Durante décadas, a ideia de que perder peso dependia somente de força de vontade dominou o debate público. Comer menos e se exercitar mais sempre foram as recomendações padrão. No entanto, descobertas recentes em neurociência e metabolismo estão desconstruindo essa narrativa simplista.
Segundo artigo no The Conversation, o cérebro humano possui mecanismos profundamente enraizados para manter o corpo no peso mais elevado que ele já atingiu. Isso ocorre porque, evolutivamente, nossos antepassados associavam perda de peso à ameaça de morte por inanição. Em resposta, o organismo desenvolveu sistemas biológicos para preservar ao máximo suas reservas de energia.
Quando o emagrecimento vira ameaça
Valdemar Brimnes Ingemann Johansen, PhD Fellow na Faculdade de Ciências da Saúde e Médicas da Universidade de Copenhague, e Christoffer Clemmensen, professor associado e líder de grupo no Centro de Pesquisa Metabólica Básica da Fundação Novo Nordisk, também na Universidade de Copenhaguer, autores do texto, explicam que, ao tentar emagrecer, o corpo reage como se estivesse sob risco.

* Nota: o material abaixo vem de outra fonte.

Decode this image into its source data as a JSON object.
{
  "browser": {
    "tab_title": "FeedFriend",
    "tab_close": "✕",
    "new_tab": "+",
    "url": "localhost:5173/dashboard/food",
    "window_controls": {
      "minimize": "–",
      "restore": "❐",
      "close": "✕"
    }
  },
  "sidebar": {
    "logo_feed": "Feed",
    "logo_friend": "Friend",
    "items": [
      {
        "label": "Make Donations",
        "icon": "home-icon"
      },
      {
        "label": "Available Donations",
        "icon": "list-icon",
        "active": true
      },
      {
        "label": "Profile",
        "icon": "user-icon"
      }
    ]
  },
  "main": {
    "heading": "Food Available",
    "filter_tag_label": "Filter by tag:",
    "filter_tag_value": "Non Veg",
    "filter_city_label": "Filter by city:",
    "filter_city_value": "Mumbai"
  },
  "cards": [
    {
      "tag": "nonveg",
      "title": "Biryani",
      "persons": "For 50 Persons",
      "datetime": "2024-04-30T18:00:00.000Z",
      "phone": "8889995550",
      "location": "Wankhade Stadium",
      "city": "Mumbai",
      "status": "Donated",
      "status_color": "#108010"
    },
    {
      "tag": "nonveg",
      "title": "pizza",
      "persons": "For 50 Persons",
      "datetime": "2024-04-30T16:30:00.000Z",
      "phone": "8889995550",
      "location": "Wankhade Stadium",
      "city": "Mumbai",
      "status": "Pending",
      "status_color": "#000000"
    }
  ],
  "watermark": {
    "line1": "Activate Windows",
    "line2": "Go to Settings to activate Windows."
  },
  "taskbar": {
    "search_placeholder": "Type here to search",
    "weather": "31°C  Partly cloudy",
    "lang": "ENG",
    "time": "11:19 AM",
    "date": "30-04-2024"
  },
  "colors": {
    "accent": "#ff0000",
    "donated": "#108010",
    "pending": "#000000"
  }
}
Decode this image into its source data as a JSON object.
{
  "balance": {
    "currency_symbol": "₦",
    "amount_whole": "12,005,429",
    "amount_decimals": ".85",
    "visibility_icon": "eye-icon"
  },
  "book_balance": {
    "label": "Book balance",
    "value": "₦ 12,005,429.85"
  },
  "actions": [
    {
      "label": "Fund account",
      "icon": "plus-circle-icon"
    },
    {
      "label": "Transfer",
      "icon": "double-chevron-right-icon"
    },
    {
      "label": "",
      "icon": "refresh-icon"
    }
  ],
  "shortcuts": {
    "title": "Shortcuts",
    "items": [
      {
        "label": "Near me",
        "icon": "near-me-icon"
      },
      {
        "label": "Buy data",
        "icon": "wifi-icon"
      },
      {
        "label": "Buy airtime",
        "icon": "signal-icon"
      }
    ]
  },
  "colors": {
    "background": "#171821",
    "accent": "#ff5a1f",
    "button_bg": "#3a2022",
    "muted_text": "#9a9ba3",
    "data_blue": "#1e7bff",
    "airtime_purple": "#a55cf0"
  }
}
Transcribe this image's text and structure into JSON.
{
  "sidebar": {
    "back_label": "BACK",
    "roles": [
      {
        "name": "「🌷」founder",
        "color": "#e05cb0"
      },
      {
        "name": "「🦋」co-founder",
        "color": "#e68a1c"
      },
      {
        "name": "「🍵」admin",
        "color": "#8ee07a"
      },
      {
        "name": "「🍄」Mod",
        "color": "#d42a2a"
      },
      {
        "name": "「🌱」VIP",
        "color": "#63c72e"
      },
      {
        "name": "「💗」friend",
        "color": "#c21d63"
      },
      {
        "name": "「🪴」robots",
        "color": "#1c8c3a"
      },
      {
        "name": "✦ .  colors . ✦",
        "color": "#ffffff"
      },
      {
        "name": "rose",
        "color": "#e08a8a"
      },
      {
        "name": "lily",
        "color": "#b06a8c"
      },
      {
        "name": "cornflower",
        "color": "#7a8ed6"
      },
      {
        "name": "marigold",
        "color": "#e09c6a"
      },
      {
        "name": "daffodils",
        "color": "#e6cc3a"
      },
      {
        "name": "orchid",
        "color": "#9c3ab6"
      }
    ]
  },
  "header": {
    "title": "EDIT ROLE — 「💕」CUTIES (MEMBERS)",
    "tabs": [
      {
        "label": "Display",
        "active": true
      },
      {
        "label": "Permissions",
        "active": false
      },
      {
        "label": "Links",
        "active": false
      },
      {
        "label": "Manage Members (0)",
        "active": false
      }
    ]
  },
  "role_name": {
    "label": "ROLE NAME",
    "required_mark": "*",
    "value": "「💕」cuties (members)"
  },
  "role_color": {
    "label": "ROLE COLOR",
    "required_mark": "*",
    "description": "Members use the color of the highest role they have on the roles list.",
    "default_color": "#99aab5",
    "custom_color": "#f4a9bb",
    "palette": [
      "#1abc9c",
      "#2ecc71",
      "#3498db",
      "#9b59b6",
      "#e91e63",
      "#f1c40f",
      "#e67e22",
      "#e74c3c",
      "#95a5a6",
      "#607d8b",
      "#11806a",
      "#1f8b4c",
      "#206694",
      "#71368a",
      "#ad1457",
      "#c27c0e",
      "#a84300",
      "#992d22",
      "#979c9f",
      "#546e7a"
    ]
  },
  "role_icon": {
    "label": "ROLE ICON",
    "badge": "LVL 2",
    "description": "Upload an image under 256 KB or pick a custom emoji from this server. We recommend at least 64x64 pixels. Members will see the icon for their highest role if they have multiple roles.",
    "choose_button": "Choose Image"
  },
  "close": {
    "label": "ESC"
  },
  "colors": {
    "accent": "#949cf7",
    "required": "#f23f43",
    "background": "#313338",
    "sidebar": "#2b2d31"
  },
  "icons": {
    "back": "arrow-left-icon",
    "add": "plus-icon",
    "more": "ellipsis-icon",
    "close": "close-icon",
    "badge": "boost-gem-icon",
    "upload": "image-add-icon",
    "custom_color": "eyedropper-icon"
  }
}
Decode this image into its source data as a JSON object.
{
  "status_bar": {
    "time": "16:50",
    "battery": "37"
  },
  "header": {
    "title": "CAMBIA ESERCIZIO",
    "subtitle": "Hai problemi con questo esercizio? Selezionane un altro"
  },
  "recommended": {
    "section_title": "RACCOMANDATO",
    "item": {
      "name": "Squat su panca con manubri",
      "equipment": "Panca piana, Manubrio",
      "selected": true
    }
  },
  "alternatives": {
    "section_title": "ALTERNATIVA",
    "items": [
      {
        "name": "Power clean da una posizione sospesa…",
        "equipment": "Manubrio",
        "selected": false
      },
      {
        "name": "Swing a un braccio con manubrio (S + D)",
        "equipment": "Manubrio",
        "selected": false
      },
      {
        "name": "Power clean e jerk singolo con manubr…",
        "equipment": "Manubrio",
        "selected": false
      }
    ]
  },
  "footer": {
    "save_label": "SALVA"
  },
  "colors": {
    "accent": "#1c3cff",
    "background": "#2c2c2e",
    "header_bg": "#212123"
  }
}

Os hormônios da fome aumentam, os desejos por alimentos se intensificam e o metabolismo desacelera. Trata-se de uma estratégia de sobrevivência: em um passado de escassez, essas respostas foram cruciais para a manutenção da vida.
O problema é que, no mundo atual, onde alimentos ultraprocessados são baratos e o estilo de vida é cada vez mais sedentário, esse “modo de proteção” se transforma em um obstáculo ao emagrecimento. A tendência do corpo é retornar ao peso anterior, como se ele fosse o novo “ponto de equilíbrio” a ser defendido a qualquer custo.
A memória do peso corporal
O cérebro humano guarda uma espécie de “memória metabólica” do peso mais alto já registrado. Essa programação biológica é uma das principais causas do conhecido efeito sanfona, quando o peso perdido retorna pouco tempo após o fim da dieta.
Não se trata de falta de disciplina. É a biologia cumprindo sua função evolutiva: proteger o corpo contra o emagrecimento, que ainda é interpretado como uma ameaça à sobrevivência, mesmo em contextos de abundância alimentar.
Diante desse cenário, medicamentos como Wegovy e Mounjaro surgem como alternativas. Eles atuam imitando hormônios intestinais que suprimem o apetite. Embora tragam resultados para alguns pacientes, não são soluções universais. Há casos de efeitos colaterais fortes, ausência de resposta e, principalmente, reganho de peso quando o tratamento é interrompido.
A boa notícia é que a ciência avança. Pesquisas em andamento indicam que pode ser possível, no futuro, atenuar os sinais biológicos que induzem o corpo a recuperar o peso perdido, mesmo após o fim do uso de medicamentos.
Saúde além da balança
Outro ponto importante destacado pelos autores é a dissociação entre saúde e peso corporal. Dormir bem, praticar atividades físicas regulares (mesmo que leves) e manter uma alimentação equilibrada são hábitos que melhoram a saúde cardiovascular e metabólica, mesmo quando o peso não muda significativamente.
Ou seja, bem-estar não depende exclusivamente do número na balança. É possível ser metabolicamente saudável mesmo sem alcançar o “peso ideal” imposto por padrões culturais.
A obesidade não é uma questão exclusivamente individual. É também um fenômeno social. Políticas públicas podem ajudar a reverter esse quadro. Exemplos incluem: refeições escolares mais saudáveis, redução da publicidade de junk food para crianças, ambientes urbanos mais amigáveis à locomoção ativa e padronização de porções em restaurantes.
Além disso, estudos apontam que a fase da primeira infância, da gestação até os sete anos de idade, é crucial para o desenvolvimento dos mecanismos cerebrais que regulam o apetite e o armazenamento de gordura.
A luta contra a obesidade é travada em múltiplas frentes. A genética e o cérebro são partes fundamentais desse quebra-cabeça, mas não os únicos. Mudanças no ambiente, no comportamento e na política pública também são essenciais.
A mensagem principal do artigo é clara: se você tem dificuldade para perder peso, a culpa não é sua. Seu corpo está, literalmente, programado para resistir a isso. A boa notícia é que a ciência está ajudando a reescrever essas regras.